Drugs of C.N.S

Drug Action

Drug Receptors N. S.
 Elmhurst College
Antidepressant Drugs Barbiturates Local Anesthetics  Chemistry Department
Hallucinogenic Drugs Narcotic Analgesics  Virtual ChemBook

Antidepressant

Introduction:

Antidepressant drugs are used to restore mentally depressed patients to an improved mental status. Depression results from a deficiency of norepinephrine at receptors in the brain. Mechanisms that increase their effective concentration at the receptor sites should alleviate depression. Antidepressant drugs act by one or more of the following stimulation type mechanisms:

a) Increase release of norepinephrine:

Amphetamines and electroconvulsive therapy act by this mechanism. Amphetamines mimic norepinephrine.

b) Prevent inactivation of norepinephrine:

Monoamine oxidase (MAO) inhibitors are thought to act as antidepressant agents in part by preventing the breakdown and inactivation of norepinephrine.

c) Prevent the re uptake of norepinephrine:

The action of norepinephrine at the receptor site is terminated by the re uptake of norepinephrine by the neuron from which it was originally released.

 
 

Tricyclic Antidepressants:

The tricyclic antidepressants are the most effective drugs presently available for the treatment of depression. These act by increasing the release of norepinephrine. Amphetamine and cocaine can also act in this manner.

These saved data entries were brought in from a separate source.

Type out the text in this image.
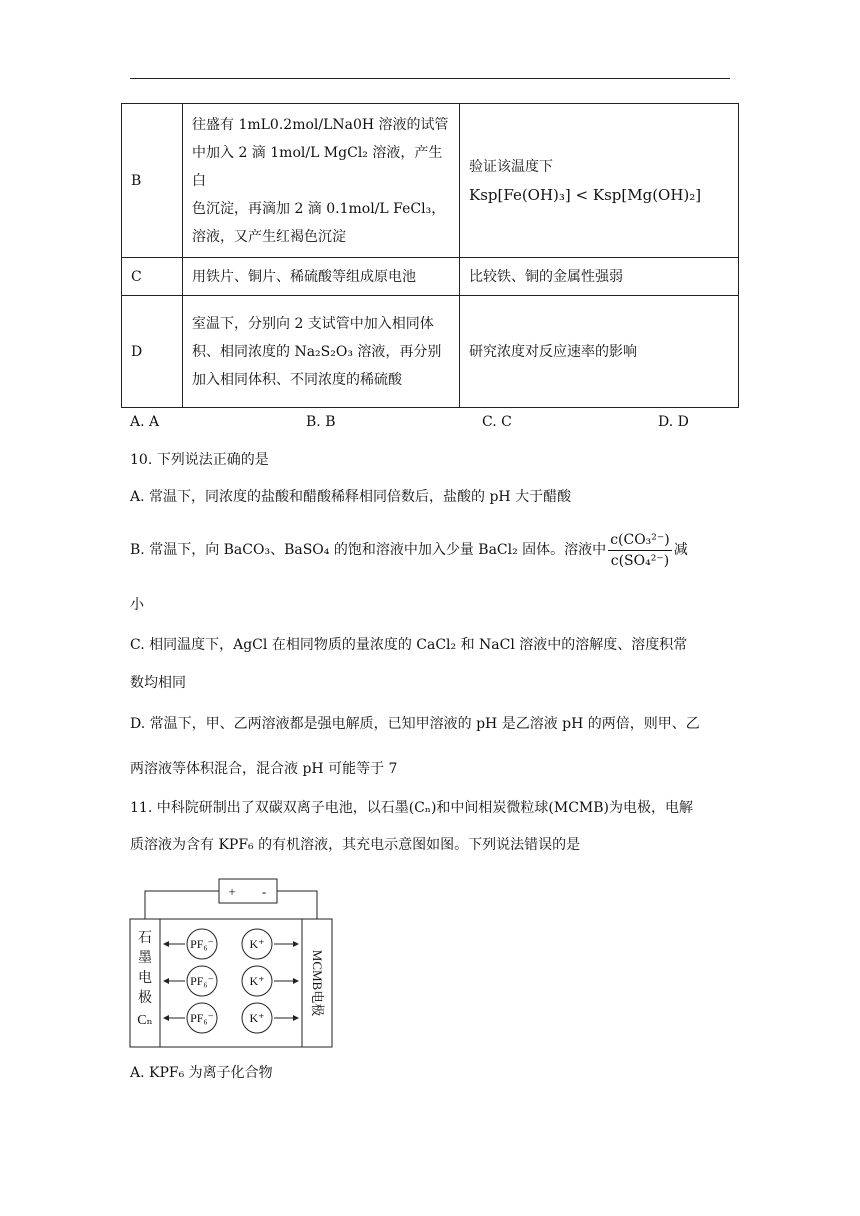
B	往盛有 1mL0.2mol/LNa0H 溶液的试管
中加入 2 滴 1mol/L MgCl₂ 溶液，产生白
色沉淀，再滴加 2 滴 0.1mol/L FeCl₃，
溶液，又产生红褐色沉淀	验证该温度下
Ksp[Fe(OH)₃] < Ksp[Mg(OH)₂]

C	用铁片、铜片、稀硫酸等组成原电池	比较铁、铜的金属性强弱

D	室温下，分别向 2 支试管中加入相同体
积、相同浓度的 Na₂S₂O₃ 溶液，再分别
加入相同体积、不同浓度的稀硫酸	研究浓度对反应速率的影响
A. A	B. B	C. C	D. D
10. 下列说法正确的是
A. 常温下，同浓度的盐酸和醋酸稀释相同倍数后，盐酸的 pH 大于醋酸
B. 常温下，向 BaCO₃、BaSO₄ 的饱和溶液中加入少量 BaCl₂ 固体。溶液中 $\frac{\text{c(CO₃²⁻)}}{\text{c(SO₄²⁻)}}$ 减
小
C. 相同温度下，AgCl 在相同物质的量浓度的 CaCl₂ 和 NaCl 溶液中的溶解度、溶度积常
数均相同
D. 常温下，甲、乙两溶液都是强电解质，已知甲溶液的 pH 是乙溶液 pH 的两倍，则甲、乙
两溶液等体积混合，混合液 pH 可能等于 7
11. 中科院研制出了双碳双离子电池，以石墨(Cₙ)和中间相炭微粒球(MCMB)为电极，电解
质溶液为含有 KPF₆ 的有机溶液，其充电示意图如图。下列说法错误的是
+ -
PF₆⁻
PF₆⁻
PF₆⁻
K⁺
K⁺
K⁺
石
墨
电
极
Cₙ
MCMB电极
A. KPF₆ 为离子化合物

Tricyclic Antidepressants:

Imipramine, amitriptylin, and other closely related drugs are among the drugs currently most widely used for the treatment of major depression.

imipramine (Tofranil)

desipramine (Norpramin)

The activity of the tricyclic drugs depends on the central ring of seven or eight atoms which confers an angled or twisted conformation. The side chain must have at least 2 carbons although 3 appear to be better. The amine group may be either tertiary or secondary.

All tricyclic antidepressants block the re-uptake of norepinephrine at nerve terminals. However, the potency and selectivity for the inhibition of the uptake of norepinephrine, serotonin, and dopamine vary greatly among the agents. The tertiary amine tricyclics seem to inhibit the serotonin uptake pump, whereas the secondary amine ones seem better in switching off the NE pump. For instance, imipramine is a potent and selective blocker of serotonin transport, while desipramine inhibits the uptake of norepinephrine.

 

 

Serotonin:

Serotonin (5-hydroxytryptamine or 5-HT) is a monoamine neurotransmitter found in cardiovascular tissue, in endothelial cells, in blood cells, and in the central nervous system. The role of serotonin in neurological function is diverse, and there is little doubt that serotonin is an important CNS neurotransmitter.

Although some of the serotonin is metabolized by monoamine oxidase, most of the serotonin released into the post-synaptic space is removed by the neuron through a re uptake mechanism inhibited by the tricyclic antidepressants and the newer, more selective antidepressant re uptake inhibitors such as fluoxetine and sertraline.

Selective Serotonin Re uptake Inhibitors:

In recent years, selective serotonin re uptake inhibitors have been introduced for the treatment of depression. Prozac is the most famous drug in this class. Clomiprimine, fluoxetine (Prozac), sertraline and paroxetine selectively block the re uptake of serotonin, thereby increasing the levels of serotonin in the central nervous system. Note the similarities and differences between the tricyclic antidepressants and the selective serotonin re uptake inhibitors. Clomipramine has been useful in the treatment of obsessive-compulsive disorders. 

 
 

Monoamine Oxidase (MAO) Inhibitors:

Monoamine oxidase (MAO) causes the oxidative deamination of norephinephrine, serotonin, and other amines. This oxidation is the method of reducing the concentration of the neurotransmitter after it has sent the signal at the receptor site. A drug which inhibits this enzyme has the effect of increasing the concentration of the norepinephrine which in turn causes a stimulation effect.

Most MAO inhibitors are hydrazine derivatives. Hydrazine is highly reactive and may form a strong covalent bond with MAO with consequent inhibition for up to 5 days.

These drugs are less effective and produce more side effects than the tricyclic antidepressants. For example, they lower blood pressure and were at one time used to treat hypertension. Their use in psychiatry has also become very limited as the tricyclic antidepressants have come to dominate the treatment of depression and allied conditions. Thus, MAOIs are used most often when tricyclic antidepressants give unsatisfactory results.

MAO Inhibitors:

Phenelzine is the hydrazine analog of phenylethylamine, a substrate of MAO. This and several other MAOIs, such as isocarboxazide, are structurally related to amphetamine and were synthesized in an attempt to enhance central stimulant properties.